Why this soldering tip range
- because it has been manufactured by of one of the most serious manufacturers of soldering tools. Some Electrolab members have had Weller stations for over 35 years and still find the spare parts needed for their maintenance.
- because it includes nearly fifteen different soldering tips with different shapes ranging from the microtip for delicate SMD components (0402, QFN, TSSOP) to 2,2mm "chisel" and "screwdriver" tips
- because it needs less than 5 seconds to heat up and 10s to cool down, allowing to almost instantly exchange a tip for another one... which would require at least two different soldering irons when using other soldering stations. Such quick heating and cool-down times allow the control system to include a “stand by” mode which saves energy and prolongs the life of the soldering tip.
- because its price is affordable, between 28 and 35 euros (without VAT)… almost the price of an entry-level soldering station made in China.
'The different parts
- An Weller iron soldering tip RT series.
- An Arduino Nano
- a handful of electronic components, including an operational amplifier for temperature measurement (amplification of reading the sensor data), a power FET charged with supplying the current to the heating resistor of the iron
- A man-machine interface, pompous term for a triplet of 7-segments displays and a rotary encoder (or an optional color LCD screen), and a yellow LED used to indicate that the preset iron is heating.

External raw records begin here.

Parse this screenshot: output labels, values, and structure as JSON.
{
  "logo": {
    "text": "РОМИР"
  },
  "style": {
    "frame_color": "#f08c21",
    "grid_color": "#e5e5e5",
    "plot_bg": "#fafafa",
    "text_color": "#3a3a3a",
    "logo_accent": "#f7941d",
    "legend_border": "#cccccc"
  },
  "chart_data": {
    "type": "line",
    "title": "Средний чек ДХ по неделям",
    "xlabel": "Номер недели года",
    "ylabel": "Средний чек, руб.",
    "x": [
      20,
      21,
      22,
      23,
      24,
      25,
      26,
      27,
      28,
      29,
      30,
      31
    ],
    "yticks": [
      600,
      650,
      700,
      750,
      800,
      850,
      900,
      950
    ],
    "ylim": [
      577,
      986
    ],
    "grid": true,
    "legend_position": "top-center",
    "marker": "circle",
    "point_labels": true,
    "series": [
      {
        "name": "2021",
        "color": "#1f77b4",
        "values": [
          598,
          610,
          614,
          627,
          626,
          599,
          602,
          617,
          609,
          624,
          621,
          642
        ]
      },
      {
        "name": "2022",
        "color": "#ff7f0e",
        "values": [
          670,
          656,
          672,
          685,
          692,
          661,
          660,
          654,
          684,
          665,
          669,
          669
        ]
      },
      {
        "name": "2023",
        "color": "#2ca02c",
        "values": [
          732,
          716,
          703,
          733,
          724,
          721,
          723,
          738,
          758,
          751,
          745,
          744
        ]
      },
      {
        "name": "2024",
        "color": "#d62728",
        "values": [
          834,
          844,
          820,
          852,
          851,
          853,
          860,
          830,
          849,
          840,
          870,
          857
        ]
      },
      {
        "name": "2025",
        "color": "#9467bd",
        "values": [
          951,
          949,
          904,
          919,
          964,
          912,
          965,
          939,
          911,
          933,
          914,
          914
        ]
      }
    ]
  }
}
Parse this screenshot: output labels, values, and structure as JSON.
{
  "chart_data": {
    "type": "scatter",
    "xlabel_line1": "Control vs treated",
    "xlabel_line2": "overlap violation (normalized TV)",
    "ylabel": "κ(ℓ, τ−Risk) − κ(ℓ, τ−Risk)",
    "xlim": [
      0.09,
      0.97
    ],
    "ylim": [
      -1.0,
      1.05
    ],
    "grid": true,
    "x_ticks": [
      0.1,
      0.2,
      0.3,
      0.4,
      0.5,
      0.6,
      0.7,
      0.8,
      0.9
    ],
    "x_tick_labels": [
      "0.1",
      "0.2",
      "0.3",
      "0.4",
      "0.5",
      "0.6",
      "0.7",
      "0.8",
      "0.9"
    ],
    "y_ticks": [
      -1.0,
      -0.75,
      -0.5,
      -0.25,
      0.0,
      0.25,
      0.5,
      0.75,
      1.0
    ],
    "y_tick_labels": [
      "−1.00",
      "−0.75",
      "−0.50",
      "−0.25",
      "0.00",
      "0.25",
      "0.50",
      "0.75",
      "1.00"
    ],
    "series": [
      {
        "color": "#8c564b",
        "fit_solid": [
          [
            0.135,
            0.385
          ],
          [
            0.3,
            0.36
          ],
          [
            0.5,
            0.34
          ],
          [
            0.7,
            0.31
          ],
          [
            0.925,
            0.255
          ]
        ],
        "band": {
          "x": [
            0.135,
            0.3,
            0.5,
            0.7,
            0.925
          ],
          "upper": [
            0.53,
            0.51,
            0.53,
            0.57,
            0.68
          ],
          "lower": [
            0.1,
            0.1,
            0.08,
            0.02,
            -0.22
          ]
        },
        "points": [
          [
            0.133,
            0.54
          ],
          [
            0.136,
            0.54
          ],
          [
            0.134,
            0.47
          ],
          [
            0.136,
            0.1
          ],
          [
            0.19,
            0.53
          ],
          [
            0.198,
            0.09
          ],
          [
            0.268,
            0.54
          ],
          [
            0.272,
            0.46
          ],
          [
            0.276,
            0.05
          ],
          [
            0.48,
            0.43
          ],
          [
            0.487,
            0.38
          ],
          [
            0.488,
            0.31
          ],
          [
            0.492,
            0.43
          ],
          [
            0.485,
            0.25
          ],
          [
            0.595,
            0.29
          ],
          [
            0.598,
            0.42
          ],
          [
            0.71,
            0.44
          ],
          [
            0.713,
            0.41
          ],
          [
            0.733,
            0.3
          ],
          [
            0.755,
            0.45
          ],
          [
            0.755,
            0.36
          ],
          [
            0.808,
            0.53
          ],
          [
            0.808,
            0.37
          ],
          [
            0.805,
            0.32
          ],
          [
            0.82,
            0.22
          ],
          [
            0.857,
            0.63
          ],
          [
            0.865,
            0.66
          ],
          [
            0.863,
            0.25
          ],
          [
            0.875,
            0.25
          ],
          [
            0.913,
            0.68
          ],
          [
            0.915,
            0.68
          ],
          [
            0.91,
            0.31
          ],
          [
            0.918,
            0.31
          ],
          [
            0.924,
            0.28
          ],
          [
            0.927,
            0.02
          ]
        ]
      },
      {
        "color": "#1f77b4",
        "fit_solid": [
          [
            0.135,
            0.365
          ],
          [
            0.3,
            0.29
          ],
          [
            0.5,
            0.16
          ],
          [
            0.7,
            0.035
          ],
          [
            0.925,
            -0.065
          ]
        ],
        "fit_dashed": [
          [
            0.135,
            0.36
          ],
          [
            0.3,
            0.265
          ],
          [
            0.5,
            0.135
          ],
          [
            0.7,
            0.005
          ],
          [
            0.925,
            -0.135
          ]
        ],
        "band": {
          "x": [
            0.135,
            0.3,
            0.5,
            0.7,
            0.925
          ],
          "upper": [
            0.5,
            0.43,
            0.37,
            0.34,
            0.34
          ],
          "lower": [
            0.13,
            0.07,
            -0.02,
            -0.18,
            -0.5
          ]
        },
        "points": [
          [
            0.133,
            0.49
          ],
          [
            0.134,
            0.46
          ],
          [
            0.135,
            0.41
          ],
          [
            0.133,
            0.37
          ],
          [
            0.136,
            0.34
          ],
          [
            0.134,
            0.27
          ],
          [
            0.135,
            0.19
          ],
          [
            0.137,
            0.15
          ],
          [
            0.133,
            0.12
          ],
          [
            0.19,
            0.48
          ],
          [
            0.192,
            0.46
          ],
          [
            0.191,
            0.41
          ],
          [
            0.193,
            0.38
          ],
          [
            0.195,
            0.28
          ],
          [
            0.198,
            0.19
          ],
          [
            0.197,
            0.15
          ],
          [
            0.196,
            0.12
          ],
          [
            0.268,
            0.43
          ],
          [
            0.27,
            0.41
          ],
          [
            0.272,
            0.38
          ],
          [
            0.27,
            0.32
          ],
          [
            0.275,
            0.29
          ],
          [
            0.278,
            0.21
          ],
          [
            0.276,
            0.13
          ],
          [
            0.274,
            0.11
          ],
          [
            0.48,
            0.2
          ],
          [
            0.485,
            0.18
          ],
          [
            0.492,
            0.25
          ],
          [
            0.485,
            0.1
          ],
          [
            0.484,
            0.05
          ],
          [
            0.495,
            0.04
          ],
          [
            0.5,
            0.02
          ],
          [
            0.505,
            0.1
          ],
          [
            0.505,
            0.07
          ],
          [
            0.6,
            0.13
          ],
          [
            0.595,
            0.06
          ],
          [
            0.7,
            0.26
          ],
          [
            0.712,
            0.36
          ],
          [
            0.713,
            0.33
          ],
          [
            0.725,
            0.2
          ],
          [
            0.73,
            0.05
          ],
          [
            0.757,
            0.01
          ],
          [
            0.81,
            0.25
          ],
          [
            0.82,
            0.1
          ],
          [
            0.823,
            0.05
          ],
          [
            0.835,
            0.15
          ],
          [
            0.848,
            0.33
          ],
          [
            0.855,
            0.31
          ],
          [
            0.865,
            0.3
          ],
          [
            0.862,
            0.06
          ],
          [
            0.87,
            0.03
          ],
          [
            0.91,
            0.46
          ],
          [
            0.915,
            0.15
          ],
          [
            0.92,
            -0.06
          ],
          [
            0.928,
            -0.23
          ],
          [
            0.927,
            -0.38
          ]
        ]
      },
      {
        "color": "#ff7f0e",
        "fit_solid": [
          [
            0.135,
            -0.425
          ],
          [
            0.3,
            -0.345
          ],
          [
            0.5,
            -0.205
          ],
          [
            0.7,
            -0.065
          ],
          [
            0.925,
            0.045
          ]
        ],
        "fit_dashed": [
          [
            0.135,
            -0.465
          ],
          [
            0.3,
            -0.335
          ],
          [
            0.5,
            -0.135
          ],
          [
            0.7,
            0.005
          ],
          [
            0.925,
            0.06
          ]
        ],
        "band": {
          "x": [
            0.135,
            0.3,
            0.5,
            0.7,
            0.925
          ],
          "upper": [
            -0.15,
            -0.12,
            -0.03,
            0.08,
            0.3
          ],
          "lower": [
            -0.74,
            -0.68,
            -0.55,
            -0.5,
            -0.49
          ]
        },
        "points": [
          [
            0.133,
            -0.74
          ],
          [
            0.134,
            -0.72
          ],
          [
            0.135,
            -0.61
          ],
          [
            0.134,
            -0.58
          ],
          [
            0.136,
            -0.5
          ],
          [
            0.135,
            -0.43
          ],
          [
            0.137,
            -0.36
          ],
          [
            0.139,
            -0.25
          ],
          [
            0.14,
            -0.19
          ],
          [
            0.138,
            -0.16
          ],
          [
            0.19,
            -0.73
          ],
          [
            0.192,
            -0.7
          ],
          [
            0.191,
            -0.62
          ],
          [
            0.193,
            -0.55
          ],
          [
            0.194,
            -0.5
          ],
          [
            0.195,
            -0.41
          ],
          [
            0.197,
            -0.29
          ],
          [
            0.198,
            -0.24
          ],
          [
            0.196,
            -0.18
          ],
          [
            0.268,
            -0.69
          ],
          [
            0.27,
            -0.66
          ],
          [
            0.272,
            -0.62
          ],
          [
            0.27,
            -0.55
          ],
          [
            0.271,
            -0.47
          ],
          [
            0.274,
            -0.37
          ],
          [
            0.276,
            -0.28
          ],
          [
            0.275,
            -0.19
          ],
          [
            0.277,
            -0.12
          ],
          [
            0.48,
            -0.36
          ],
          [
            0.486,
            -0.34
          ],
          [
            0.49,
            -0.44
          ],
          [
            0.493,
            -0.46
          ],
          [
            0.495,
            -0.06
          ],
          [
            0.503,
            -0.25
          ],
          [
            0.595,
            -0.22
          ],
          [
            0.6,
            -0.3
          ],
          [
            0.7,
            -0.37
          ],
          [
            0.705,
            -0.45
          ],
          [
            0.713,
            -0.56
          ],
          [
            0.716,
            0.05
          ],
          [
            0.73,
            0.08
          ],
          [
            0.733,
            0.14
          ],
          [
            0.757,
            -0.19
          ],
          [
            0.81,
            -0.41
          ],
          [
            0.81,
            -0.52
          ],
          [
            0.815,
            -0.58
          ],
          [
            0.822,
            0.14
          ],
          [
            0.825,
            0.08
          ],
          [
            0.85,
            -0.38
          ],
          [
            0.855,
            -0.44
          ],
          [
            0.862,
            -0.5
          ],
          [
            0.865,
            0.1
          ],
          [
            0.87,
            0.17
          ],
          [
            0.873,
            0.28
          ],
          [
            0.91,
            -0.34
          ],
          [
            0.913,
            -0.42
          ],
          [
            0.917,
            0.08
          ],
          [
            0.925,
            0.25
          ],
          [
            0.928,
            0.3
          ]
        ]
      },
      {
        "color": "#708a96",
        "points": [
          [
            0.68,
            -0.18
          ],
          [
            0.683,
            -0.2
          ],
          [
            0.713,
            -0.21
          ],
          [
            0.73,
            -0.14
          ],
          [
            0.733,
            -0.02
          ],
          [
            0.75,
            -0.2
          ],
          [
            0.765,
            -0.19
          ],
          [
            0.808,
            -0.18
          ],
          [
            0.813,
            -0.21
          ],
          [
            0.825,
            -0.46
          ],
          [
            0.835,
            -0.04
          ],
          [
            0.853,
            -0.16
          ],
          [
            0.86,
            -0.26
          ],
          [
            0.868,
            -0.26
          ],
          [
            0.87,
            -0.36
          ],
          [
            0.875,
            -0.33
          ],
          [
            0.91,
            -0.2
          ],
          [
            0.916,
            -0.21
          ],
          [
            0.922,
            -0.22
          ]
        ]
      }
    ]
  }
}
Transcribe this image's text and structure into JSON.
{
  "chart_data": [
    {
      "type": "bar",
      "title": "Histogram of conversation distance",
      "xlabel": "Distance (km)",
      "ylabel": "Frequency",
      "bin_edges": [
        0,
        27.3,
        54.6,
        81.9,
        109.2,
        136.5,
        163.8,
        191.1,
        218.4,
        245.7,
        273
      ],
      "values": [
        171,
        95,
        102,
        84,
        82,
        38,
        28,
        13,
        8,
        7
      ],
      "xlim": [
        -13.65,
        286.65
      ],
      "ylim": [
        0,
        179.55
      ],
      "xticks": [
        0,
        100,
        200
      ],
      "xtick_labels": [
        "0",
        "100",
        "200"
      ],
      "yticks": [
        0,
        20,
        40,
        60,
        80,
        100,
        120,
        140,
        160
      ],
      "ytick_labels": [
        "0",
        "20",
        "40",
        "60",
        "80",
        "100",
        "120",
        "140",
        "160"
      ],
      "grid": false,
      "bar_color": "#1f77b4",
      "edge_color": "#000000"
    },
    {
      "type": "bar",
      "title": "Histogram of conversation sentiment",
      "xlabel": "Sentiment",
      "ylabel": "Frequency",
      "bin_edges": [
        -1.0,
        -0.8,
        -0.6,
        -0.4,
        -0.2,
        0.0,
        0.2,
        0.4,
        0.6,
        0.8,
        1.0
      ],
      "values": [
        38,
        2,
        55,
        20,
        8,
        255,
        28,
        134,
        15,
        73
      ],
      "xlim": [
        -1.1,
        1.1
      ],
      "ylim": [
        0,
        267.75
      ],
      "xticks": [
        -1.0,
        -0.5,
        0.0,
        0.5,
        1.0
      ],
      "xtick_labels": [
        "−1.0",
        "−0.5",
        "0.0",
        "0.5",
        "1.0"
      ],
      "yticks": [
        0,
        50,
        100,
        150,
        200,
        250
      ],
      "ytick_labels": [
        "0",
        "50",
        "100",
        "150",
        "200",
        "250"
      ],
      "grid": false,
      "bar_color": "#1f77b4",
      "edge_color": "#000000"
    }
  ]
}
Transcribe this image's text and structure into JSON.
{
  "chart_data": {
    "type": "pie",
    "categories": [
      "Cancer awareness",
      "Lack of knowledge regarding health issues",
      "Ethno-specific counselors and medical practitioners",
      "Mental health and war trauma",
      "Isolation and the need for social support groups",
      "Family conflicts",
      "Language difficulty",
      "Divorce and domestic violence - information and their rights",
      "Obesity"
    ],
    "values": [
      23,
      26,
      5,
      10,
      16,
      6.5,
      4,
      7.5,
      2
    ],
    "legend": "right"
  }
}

- Two printed circuit boards, one supporting the Arduino –the MCU board-, the other the interface –the Display board.
'Accessories and options'
- A box depending of your junkbox, taste etc…
- A 12 V DC. The less adventurous hackers will opt for a "Switching" molded 220V / 12V power adapter, "warrior" will manufacture their own powersupply with a 220 / 9VAC transformer, a diode bridge and a big filtering capacitor of 8-12000 uF
- An AC filter (Schaffner for example)
- Some connectors linking the Weller tip to the cable, and the cable to the housing
- An soldering iron rest (with or without standby circuitry)
- A bronze wool sponge
- Three Molex "KK" in no 2.54mm (this is frankly an overkill and unnecessary option)
The Electrolab Kit
The Electrolab Soldering Station kit is available in 3 versions
A warrior version including, for only 5 Euros:
- The two basic circuit ... and the BoM (list of components).
A full kit which includes, for only 35 Euros:
- The 2 PCB (for "7-segment displays" interface and MCU)
- All active and passive components
- A stereo jack compatible with RT soldering tips
- An "Aviation" connector (output of the soldering station’s housing)
Beware: the Arduino Nano is not included in the "full kit"
A more than complete kit for only xxx Euros, including:
- The “full kit” edition
- An original Arduino Nano
- A Weller RT soldering tip
This edition is available only during special event and shows on the Electrolab booth.
This soldering station needs a 12Vcc/60W input voltage(not included). Any kind of 12V switching power supply easily found on eBay will do the job.
Note also that Ham radio and other “low signal/high frequency pundits”, who often use components such as AsGa transistors and highly sensitive and fragile component which could not cope with static and transient voltage coming from the 220V mains, prefer to use series-regulated power supply with a good old transformer, a diode bridge, filtering capacitors etc.